Coconut palm


Roots above ground, roots below ground: it's all quite simple, so don't let anyone palm you off with mysterious twaddle.


Coconut mysteries

I like a good mystery. The old Loch Ness Monster theory is all well and good, but you know that regardless of how many years they spend looking and how many millions of pounds they spend on the latest high-tech monster-spotting gadgets, they’ll never find a thing.

Some mysteries are solved, though. Going back a few years, Britain was plagued with crop circles that appeared in the middle of corn fields all over the country seemingly overnight. Aliens were initially blamed, as they were an easy target – no aliens popped up to deny it.

It wasn’t until a bunch of university students admitted to trampling cornfields with wooden boards that people realized they’d been completely fooled. Aliens from outer space coming down and sending messages to us in our fields? Total bunkum.

What I find even more fascinating are the mysteries that will never be solved. I’m talking about situations such as that annoying noise coming deep from within the bowels of the engine compartment of your car that’s driving you completely up the wall. Your tolerance for this interminable noise finally reaches breaking point.

You drive into your local garage to let an expert pinpoint the problem, fix it and put you out of your misery once and for all. But what happens? The noise mysteriously disappears as soon as you drive in, and all that you can really say is something pathetic like, “Well it normally makes this loud ‘eek eek eek’ kind of sound.”

You then drive away feeling more than a little ridiculous, with that infernal noise inevitably returning soon afterwards.

There are more mysteries in the field (sorry) of gardening than I’d care to consider, but there is one, involving the omnipresent coconut tree, that has only been solved for me in recent years. I could never work out why the base of a coconut tree often has the start of its roots above ground.

The answer to this question became apparent after I conducted a small experiment in my front garden a few years ago. I claimed a couple of coconuts that had fallen from a nearby fully-grown tree, and dug a hole for one and put the other on top of the ground.

With nothing more than water, both grew, but the difference was that the roots of the tree that appeared from the buried coconut were below ground and a lot neater; the one that started off above ground had six inches to go down first, which is where those weird, bicycle spoke roots appear from. That’s the way they grow in the wild, of course – mystery solved. Obvious when you think about it.

This plant probably best symbolizes tropical spots such as Phuket. Picture a beach anywhere in the world, and what’s drooping majestically over it? A coconut palm.

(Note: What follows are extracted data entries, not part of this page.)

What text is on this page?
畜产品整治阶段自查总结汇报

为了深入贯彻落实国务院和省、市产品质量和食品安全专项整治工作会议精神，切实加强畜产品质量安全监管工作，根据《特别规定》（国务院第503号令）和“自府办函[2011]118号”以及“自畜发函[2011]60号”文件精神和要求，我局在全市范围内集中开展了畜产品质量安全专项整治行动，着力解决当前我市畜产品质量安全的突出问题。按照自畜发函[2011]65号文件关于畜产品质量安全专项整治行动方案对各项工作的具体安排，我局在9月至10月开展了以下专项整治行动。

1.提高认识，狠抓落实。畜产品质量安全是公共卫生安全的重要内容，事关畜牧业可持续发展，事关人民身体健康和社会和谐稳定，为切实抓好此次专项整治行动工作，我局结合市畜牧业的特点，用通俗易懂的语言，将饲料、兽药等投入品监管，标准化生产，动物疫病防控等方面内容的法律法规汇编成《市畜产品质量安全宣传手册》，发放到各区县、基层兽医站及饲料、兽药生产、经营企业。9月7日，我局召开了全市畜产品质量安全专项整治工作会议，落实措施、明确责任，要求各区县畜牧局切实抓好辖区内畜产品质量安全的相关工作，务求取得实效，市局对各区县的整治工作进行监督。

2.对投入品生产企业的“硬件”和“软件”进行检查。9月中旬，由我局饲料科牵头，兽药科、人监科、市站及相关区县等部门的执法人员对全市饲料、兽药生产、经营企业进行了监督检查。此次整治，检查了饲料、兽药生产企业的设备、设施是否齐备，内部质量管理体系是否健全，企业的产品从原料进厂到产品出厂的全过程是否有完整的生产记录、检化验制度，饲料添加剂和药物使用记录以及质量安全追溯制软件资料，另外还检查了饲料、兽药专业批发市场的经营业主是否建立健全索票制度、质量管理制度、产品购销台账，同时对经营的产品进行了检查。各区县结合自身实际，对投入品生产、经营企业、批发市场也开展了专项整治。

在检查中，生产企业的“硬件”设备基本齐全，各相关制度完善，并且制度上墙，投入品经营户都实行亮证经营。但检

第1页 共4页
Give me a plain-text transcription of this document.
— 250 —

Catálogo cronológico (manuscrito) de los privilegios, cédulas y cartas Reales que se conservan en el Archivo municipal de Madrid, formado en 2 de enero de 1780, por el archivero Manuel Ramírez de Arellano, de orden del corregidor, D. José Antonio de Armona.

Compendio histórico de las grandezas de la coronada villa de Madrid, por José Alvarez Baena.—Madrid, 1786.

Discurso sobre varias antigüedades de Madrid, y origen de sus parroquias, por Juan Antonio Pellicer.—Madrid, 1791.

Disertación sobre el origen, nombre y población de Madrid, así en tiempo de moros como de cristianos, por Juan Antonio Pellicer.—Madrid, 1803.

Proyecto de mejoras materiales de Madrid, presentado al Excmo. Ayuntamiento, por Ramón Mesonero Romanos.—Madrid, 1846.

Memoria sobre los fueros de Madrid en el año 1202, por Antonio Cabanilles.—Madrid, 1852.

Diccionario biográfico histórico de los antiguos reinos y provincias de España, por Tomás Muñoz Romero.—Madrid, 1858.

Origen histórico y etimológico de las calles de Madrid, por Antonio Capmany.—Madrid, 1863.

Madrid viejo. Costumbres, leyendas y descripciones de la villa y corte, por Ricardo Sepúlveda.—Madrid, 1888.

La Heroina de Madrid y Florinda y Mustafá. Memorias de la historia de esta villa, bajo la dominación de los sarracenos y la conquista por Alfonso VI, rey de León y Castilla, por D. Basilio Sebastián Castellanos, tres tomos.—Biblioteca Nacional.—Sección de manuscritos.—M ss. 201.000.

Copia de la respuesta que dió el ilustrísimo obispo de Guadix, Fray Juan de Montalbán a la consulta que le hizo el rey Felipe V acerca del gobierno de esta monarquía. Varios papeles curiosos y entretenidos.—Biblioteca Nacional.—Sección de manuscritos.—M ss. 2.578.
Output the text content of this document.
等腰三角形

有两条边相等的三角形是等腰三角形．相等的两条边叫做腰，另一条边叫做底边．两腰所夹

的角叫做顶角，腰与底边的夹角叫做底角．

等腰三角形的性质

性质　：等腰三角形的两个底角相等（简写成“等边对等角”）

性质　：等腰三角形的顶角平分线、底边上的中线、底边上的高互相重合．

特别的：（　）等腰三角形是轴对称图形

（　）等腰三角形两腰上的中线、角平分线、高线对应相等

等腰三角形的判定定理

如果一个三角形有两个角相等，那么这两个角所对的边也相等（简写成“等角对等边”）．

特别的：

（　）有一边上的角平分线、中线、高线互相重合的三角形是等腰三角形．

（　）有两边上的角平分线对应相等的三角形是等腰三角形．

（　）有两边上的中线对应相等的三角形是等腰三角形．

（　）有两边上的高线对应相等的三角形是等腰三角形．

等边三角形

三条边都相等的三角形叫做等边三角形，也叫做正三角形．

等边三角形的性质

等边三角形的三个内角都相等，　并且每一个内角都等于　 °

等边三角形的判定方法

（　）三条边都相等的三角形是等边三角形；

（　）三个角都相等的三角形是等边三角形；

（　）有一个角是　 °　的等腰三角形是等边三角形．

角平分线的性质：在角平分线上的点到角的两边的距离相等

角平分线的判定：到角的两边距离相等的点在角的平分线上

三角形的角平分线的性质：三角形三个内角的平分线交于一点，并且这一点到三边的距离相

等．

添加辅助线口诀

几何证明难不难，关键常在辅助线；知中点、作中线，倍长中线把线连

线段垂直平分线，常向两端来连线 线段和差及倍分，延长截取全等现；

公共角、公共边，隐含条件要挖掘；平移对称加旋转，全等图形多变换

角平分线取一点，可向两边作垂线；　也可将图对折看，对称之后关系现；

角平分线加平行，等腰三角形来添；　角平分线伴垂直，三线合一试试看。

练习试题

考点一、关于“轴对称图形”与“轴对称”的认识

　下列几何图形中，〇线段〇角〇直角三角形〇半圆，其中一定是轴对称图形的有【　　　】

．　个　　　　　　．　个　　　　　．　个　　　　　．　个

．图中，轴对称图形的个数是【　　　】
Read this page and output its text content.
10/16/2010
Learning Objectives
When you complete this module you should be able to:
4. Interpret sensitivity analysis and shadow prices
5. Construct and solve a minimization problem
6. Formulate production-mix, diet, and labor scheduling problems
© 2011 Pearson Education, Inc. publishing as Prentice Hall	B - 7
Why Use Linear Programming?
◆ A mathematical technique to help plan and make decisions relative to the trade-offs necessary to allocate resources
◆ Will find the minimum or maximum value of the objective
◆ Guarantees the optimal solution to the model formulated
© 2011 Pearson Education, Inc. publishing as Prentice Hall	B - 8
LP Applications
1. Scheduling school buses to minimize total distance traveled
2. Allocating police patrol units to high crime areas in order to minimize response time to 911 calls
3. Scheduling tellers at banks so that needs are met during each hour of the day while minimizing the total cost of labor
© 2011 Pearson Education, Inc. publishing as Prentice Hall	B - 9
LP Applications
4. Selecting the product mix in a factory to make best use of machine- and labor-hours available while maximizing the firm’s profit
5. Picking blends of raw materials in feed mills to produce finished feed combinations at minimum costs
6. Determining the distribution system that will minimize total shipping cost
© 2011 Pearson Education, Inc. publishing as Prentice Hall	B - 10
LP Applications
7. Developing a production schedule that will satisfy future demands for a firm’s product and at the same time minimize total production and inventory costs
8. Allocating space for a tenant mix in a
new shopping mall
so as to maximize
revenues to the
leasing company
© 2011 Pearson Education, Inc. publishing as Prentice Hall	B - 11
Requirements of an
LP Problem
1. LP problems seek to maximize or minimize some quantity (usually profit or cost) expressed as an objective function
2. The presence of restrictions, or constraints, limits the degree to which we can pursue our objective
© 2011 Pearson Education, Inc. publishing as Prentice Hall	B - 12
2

In the race to develop the island, build bigger and more palatial hotels and to construct more holiday homes for our visitors, what’s the first thing to go? The trees that have happily sat there for years making the island look like a tropical paradise – precisely why we came here in the first place.

It’s a serious shame, but everyone here can help redress the balance by planting a coconut palm in their own yards. It can be anywhere to be honest, in your own garden, the unattended garden next door, or even in the corner of your landlord’s garden – I’m sure he won’t mind.

It’s not exactly a complicated process – here are some instructions:

1. Go outside.
2. Find the nearest coconut that has fallen from the nearest tree.
3. Shake it and make sure it makes a swishing sound.
4. Take it home.
5. Put it on a wall or in a corner on the floor – it doesn’t really matter.
6. Do absolutely nothing.
7. Wait for a shoot to appear, which will rise naturally skyward.
8. Wait a bit longer, and another shoot will start to grow downwards.
9. Put it in a hole in the soil. If you can’t be bothered with the exertion of digging a hole, then don’t. Just leave it on the ground. It’ll grow anyway.
10. Have a beer. You’ve earned it.
11. Water it (the coconut, not the beer).
12. Keep watering it (if you can summon the energy).
13. Wait.
14. You’ve got a coconut tree.

There isn’t anything more to it. The hardest thing you’ll need to do is walk out of your front gate, bend over (watch your back – you don’t want to over-exert yourself) and pick up a coconut. Those with heart conditions should obviously consult their doctors before undertaking strenuous activity, so perhaps this part of the process should be delegated.

Long-term, your biggest consideration won’t be the maintenance of the coconut palm, as it pretty much looks after itself. The main problem will be where the coconuts will fall if they’re not regularly harvested. How many cars, buildings and Phuket residents have sustained serious damage from falling coconuts over the years? Countless.

Full sun? No problem. Sandy soil, or soil lacking the nutrients for most normal plants to grow? No problem. High winds? These will survive a hurricane, and still come out smiling.

Plant a coconut tree for yourself. Sorry if I sound like one of those really bad DIY TV programs, but Phuket will look all the better for it.

You’ll probably have to stock up your fridge with beer though, as you’ll have plenty of spare time. No mystery there.